2011 Talan became the first paraplegic in the history of motor-racing to gain an ACU 'Hill-Climb and Sprint' Race Licence and compete against able bodied racers in solo motorcycles.

2011 Talan was awarded an honorary Masters (Education) from University of Chichester for Outstanding Sporting Achievement and continued Education Development in Schools, Colleges and Universities.

2012 Talan became the first paraplegic in the history of motor-racing to gain an ACU Road Race licence and compete against able-bodies racers.
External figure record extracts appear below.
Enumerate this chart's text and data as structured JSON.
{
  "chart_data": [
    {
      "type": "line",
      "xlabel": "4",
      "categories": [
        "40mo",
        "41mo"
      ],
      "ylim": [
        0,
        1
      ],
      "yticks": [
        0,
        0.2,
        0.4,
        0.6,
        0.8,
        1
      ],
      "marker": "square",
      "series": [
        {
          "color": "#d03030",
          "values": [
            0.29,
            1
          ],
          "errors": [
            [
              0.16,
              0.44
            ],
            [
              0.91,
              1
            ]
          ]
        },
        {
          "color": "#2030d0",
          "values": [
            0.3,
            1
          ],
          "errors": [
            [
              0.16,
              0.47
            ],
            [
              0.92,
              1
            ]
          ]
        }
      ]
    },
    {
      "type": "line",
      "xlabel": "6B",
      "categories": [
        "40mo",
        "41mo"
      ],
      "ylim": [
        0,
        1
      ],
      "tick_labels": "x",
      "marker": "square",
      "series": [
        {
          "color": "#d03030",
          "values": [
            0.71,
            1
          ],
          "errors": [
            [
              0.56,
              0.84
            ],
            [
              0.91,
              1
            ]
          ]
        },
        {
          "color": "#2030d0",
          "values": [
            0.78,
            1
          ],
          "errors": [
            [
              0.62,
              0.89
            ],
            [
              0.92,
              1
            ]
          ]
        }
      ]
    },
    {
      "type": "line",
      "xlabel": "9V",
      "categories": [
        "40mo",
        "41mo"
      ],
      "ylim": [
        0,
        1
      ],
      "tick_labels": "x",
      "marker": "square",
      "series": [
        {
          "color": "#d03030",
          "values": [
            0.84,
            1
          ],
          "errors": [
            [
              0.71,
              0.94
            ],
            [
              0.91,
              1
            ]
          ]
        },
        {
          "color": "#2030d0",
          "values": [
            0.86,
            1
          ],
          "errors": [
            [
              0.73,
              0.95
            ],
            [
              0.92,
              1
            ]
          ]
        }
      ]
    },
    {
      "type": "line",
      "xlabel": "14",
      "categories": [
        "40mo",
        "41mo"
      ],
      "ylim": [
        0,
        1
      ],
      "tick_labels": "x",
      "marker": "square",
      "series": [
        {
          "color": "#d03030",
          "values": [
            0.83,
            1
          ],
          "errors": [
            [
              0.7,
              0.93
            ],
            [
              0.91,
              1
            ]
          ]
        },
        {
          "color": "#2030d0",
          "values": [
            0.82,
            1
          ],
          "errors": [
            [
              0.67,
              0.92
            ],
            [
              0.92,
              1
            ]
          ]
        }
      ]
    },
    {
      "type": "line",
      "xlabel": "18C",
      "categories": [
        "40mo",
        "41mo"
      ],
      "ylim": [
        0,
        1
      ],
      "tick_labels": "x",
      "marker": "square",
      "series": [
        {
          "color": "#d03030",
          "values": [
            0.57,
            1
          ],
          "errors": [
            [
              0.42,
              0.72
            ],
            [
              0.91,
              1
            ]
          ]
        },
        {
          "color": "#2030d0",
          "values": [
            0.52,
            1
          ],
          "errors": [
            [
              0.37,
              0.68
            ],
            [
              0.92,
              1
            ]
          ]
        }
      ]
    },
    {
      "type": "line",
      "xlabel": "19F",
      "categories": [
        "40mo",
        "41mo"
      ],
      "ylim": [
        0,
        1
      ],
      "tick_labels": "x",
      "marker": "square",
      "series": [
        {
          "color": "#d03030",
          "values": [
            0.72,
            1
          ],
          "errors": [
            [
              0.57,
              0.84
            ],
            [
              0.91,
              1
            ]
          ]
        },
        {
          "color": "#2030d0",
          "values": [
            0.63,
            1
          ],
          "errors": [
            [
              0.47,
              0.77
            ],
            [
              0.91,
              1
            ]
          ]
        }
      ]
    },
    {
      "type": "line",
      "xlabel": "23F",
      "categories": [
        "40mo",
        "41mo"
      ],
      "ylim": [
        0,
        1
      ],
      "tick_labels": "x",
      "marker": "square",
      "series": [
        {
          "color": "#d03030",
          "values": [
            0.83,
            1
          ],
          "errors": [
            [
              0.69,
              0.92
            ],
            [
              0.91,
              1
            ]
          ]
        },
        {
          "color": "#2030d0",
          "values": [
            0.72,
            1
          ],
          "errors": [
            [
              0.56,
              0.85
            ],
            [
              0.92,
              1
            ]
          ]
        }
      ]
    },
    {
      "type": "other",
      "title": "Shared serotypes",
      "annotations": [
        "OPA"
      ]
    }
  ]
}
Race held at Snetterton on 23/24 June 2012 with Club Thundersport, taking part in the Minitwin Class on a modified Suzuki SV650. Came 12th out of 38 in 2012 Minitwin Championship.

2013 Silver Medal in IPC NorAm Adaptive SBX Competition. Becomes first Monoskier to win IPC medals in both Alpine and Adaptive SBX races.

2015 World Champion 600cc (paralysed category) at Bridgestone World Cup in Vallelunga, Italy. Also took 2nd place 600cc (all disabled categories). He competed again in the 2018 Disabled World Championship, with podiums at Le Mans and Magny Cours, he finished second overall in the 600cc class and took First for paralysed riders.

Skeels-Piggins is a qualified teacher, and formerly taught physical education at St Laurence School, Bradford-on-Avon.

In September 2020 his first book, The Little Person Inside, was published. The book is aimed at inspiring children and getting them to believe in their own ability.